My first day on the job I was given “the scholarship booklet,” a booklet “published” annually that had a list of private scholarships available to UALR students. My first task was to move “the booklet” to an online environment. In so doing, the audience shifted from students who were flipping through the booklet looking for scholarships, to anyone who could access our website: no longer one person who had the hard copy book in their hand. The audience now included parents, community organizations, donors, other faculty and staff members, etc. My job was to figure out how individuals interacted with the information and offer a comprehensive reference that would invisibly enhance the experience of the user. As I met with deans, chairs, and department heads, I asked how they would like to see information listed. I asked what would be most beneficial. Our campus had a love/hate relationship with the booklet. In an effort to provide a satisfactory end user experience I created three indexes: a comprehensive listing by scholarship name, a listing by college and department, and a comprehensive listing by name, college, and department for a future database.
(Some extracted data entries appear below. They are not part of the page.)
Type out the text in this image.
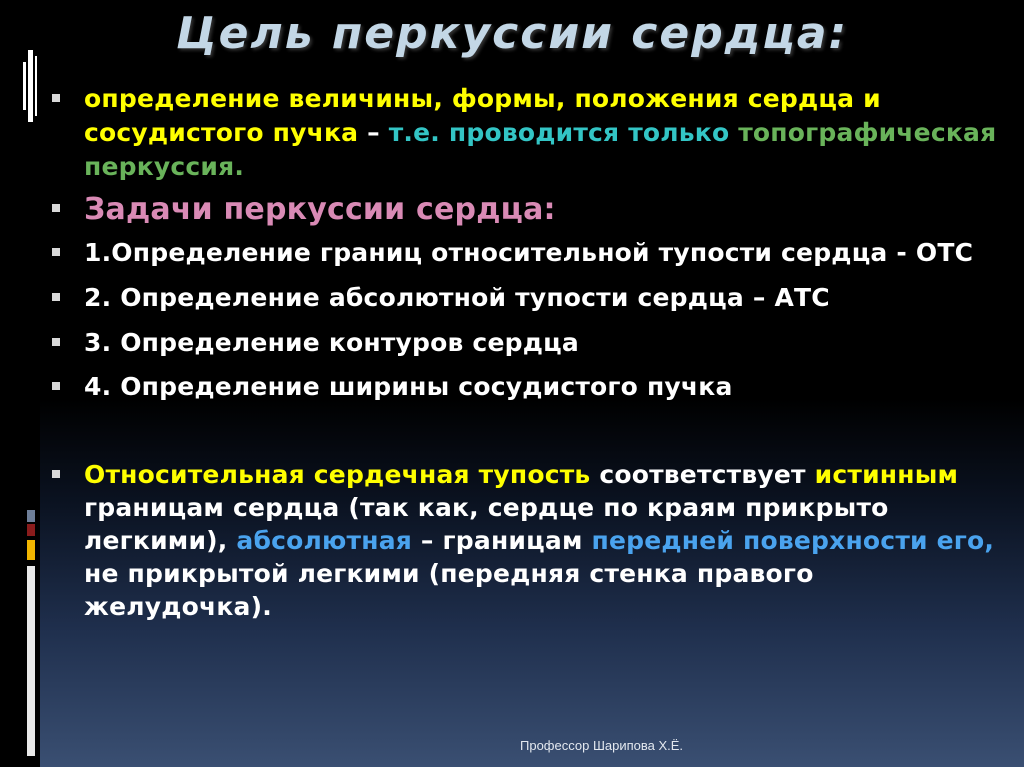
Цель перкуссии сердца:
определение величины, формы, положения сердца и сосудистого пучка – т.е. проводится только топографическая перкуссия.
Задачи перкуссии сердца:
1.Определение границ относительной тупости сердца - ОТС
2. Определение абсолютной тупости сердца – АТС
3. Определение контуров сердца
4. Определение ширины сосудистого пучка
Относительная сердечная тупость соответствует истинным границам сердца (так как, сердце по краям прикрыто легкими), абсолютная – границам передней поверхности его, не прикрытой легкими (передняя стенка правого желудочка).
Профессор Шарипова Х.Ё.
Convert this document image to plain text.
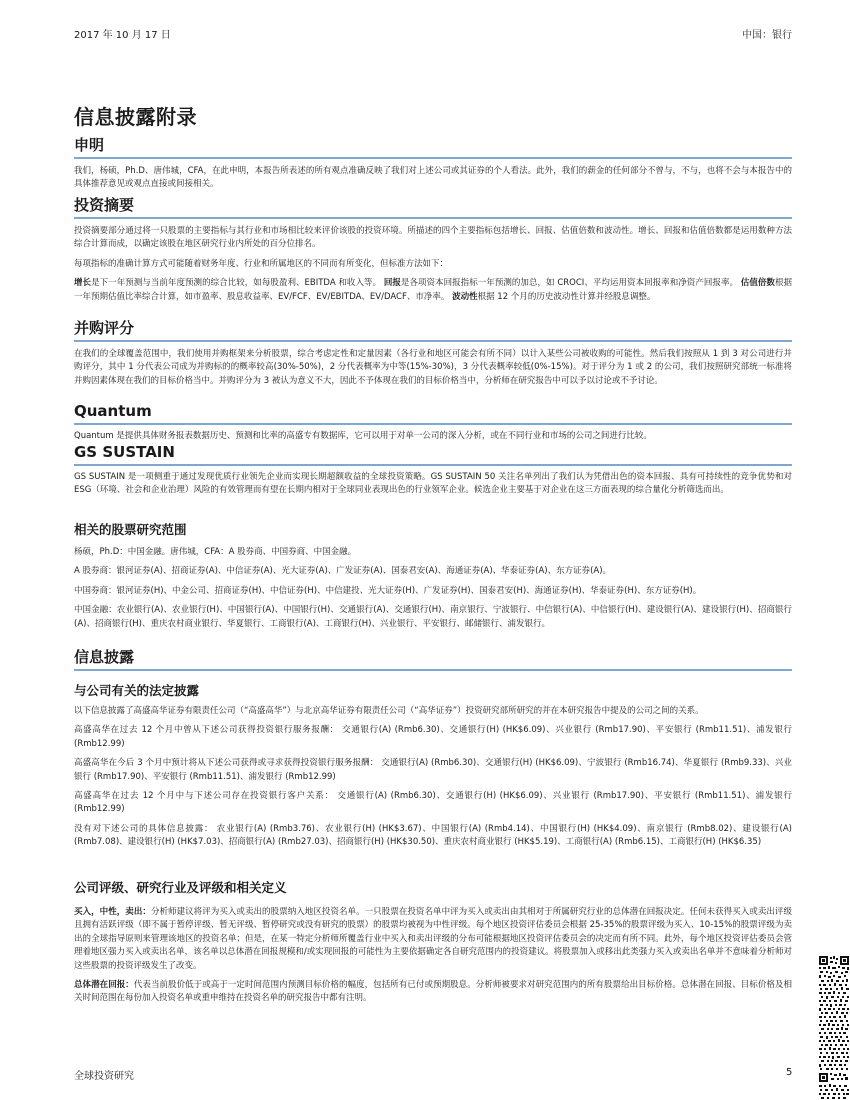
2017 年 10 月 17 日	中国：银行
信息披露附录
申明

我们，杨硕，Ph.D、唐伟城，CFA，在此申明，本报告所表述的所有观点准确反映了我们对上述公司或其证券的个人看法。此外，我们的薪金的任何部分不曾与，不与，也将不会与本报告中的具体推荐意见或观点直接或间接相关。

投资摘要

投资摘要部分通过将一只股票的主要指标与其行业和市场相比较来评价该股的投资环境。所描述的四个主要指标包括增长、回报、估值倍数和波动性。增长、回报和估值倍数都是运用数种方法综合计算而成，以确定该股在地区研究行业内所处的百分位排名。

每项指标的准确计算方式可能随着财务年度、行业和所属地区的不同而有所变化，但标准方法如下：

增长是下一年预测与当前年度预测的综合比较，如每股盈利、EBITDA 和收入等。 回报是各项资本回报指标一年预测的加总，如 CROCI、平均运用资本回报率和净资产回报率。 估值倍数根据一年预期估值比率综合计算，如市盈率、股息收益率、EV/FCF、EV/EBITDA、EV/DACF、市净率。 波动性根据 12 个月的历史波动性计算并经股息调整。

并购评分

在我们的全球覆盖范围中，我们使用并购框架来分析股票，综合考虑定性和定量因素（各行业和地区可能会有所不同）以计入某些公司被收购的可能性。然后我们按照从 1 到 3 对公司进行并购评分，其中 1 分代表公司成为并购标的的概率较高(30%-50%)，2 分代表概率为中等(15%-30%)，3 分代表概率较低(0%-15%)。对于评分为 1 或 2 的公司，我们按照研究部统一标准将并购因素体现在我们的目标价格当中。并购评分为 3 被认为意义不大，因此不予体现在我们的目标价格当中，分析师在研究报告中可以予以讨论或不予讨论。

Quantum

Quantum 是提供具体财务报表数据历史、预测和比率的高盛专有数据库，它可以用于对单一公司的深入分析，或在不同行业和市场的公司之间进行比较。

GS SUSTAIN

GS SUSTAIN 是一项侧重于通过发现优质行业领先企业而实现长期超额收益的全球投资策略。GS SUSTAIN 50 关注名单列出了我们认为凭借出色的资本回报、具有可持续性的竞争优势和对 ESG（环境、社会和企业治理）风险的有效管理而有望在长期内相对于全球同业表现出色的行业领军企业。候选企业主要基于对企业在这三方面表现的综合量化分析筛选而出。

相关的股票研究范围

杨硕，Ph.D：中国金融。唐伟城，CFA：A 股券商、中国券商、中国金融。

A 股券商：银河证券(A)、招商证券(A)、中信证券(A)、光大证券(A)、广发证券(A)、国泰君安(A)、海通证券(A)、华泰证券(A)、东方证券(A)。

中国券商：银河证券(H)、中金公司、招商证券(H)、中信证券(H)、中信建投、光大证券(H)、广发证券(H)、国泰君安(H)、海通证券(H)、华泰证券(H)、东方证券(H)。

中国金融：农业银行(A)、农业银行(H)、中国银行(A)、中国银行(H)、交通银行(A)、交通银行(H)、南京银行、宁波银行、中信银行(A)、中信银行(H)、建设银行(A)、建设银行(H)、招商银行(A)、招商银行(H)、重庆农村商业银行、华夏银行、工商银行(A)、工商银行(H)、兴业银行、平安银行、邮储银行、浦发银行。

信息披露
与公司有关的法定披露

以下信息披露了高盛高华证券有限责任公司（“高盛高华”）与北京高华证券有限责任公司（“高华证券”）投资研究部所研究的并在本研究报告中提及的公司之间的关系。

高盛高华在过去 12 个月中曾从下述公司获得投资银行服务报酬： 交通银行(A) (Rmb6.30)、交通银行(H) (HK$6.09)、兴业银行 (Rmb17.90)、平安银行 (Rmb11.51)、浦发银行 (Rmb12.99)

高盛高华在今后 3 个月中预计将从下述公司获得或寻求获得投资银行服务报酬： 交通银行(A) (Rmb6.30)、交通银行(H) (HK$6.09)、宁波银行 (Rmb16.74)、华夏银行 (Rmb9.33)、兴业银行 (Rmb17.90)、平安银行 (Rmb11.51)、浦发银行 (Rmb12.99)

高盛高华在过去 12 个月中与下述公司存在投资银行客户关系： 交通银行(A) (Rmb6.30)、交通银行(H) (HK$6.09)、兴业银行 (Rmb17.90)、平安银行 (Rmb11.51)、浦发银行 (Rmb12.99)

没有对下述公司的具体信息披露： 农业银行(A) (Rmb3.76)、农业银行(H) (HK$3.67)、中国银行(A) (Rmb4.14)、中国银行(H) (HK$4.09)、南京银行 (Rmb8.02)、建设银行(A) (Rmb7.08)、建设银行(H) (HK$7.03)、招商银行(A) (Rmb27.03)、招商银行(H) (HK$30.50)、重庆农村商业银行 (HK$5.19)、工商银行(A) (Rmb6.15)、工商银行(H) (HK$6.35)

公司评级、研究行业及评级和相关定义

买入，中性，卖出：分析师建议将评为买入或卖出的股票纳入地区投资名单。一只股票在投资名单中评为买入或卖出由其相对于所属研究行业的总体潜在回报决定。任何未获得买入或卖出评级且拥有活跃评级（即不属于暂停评级、暂无评级、暂停研究或没有研究的股票）的股票均被视为中性评级。每个地区投资评估委员会根据 25-35%的股票评级为买入、10-15%的股票评级为卖出的全球指导原则来管理该地区的投资名单；但是，在某一特定分析师所覆盖行业中买入和卖出评级的分布可能根据地区投资评估委员会的决定而有所不同。此外，每个地区投资评估委员会管理着地区强力买入或卖出名单，该名单以总体潜在回报规模和/或实现回报的可能性为主要依据确定各自研究范围内的投资建议。将股票加入或移出此类强力买入或卖出名单并不意味着分析师对这些股票的投资评级发生了改变。

总体潜在回报：代表当前股价低于或高于一定时间范围内预测目标价格的幅度，包括所有已付或预期股息。分析师被要求对研究范围内的所有股票给出目标价格。总体潜在回报、目标价格及相关时间范围在每份加入投资名单或重申维持在投资名单的研究报告中都有注明。

全球投资研究	5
The process of this project was a bit daunting at first due to the scope and disorganization of these accounts. Through understanding the rhetorical theory of the indexing process and my informal surveys when visiting with individuals on campus, it became clear to me that if I was going to create an index that would be helpful I had to consider the needs of my readers and how they’d interact with the text. Who will be using the index? What information will they be seeking? The goal of the writer is to anticipate the needs of the reader and add value to the user experience. I found this to be largely an intuitive process. For an index to be effective the writing and organization must be rooted in the meeting the needs of the audience. As with quality document design, quality indexing is invisible. You only see “it” when “it” isn’t done well.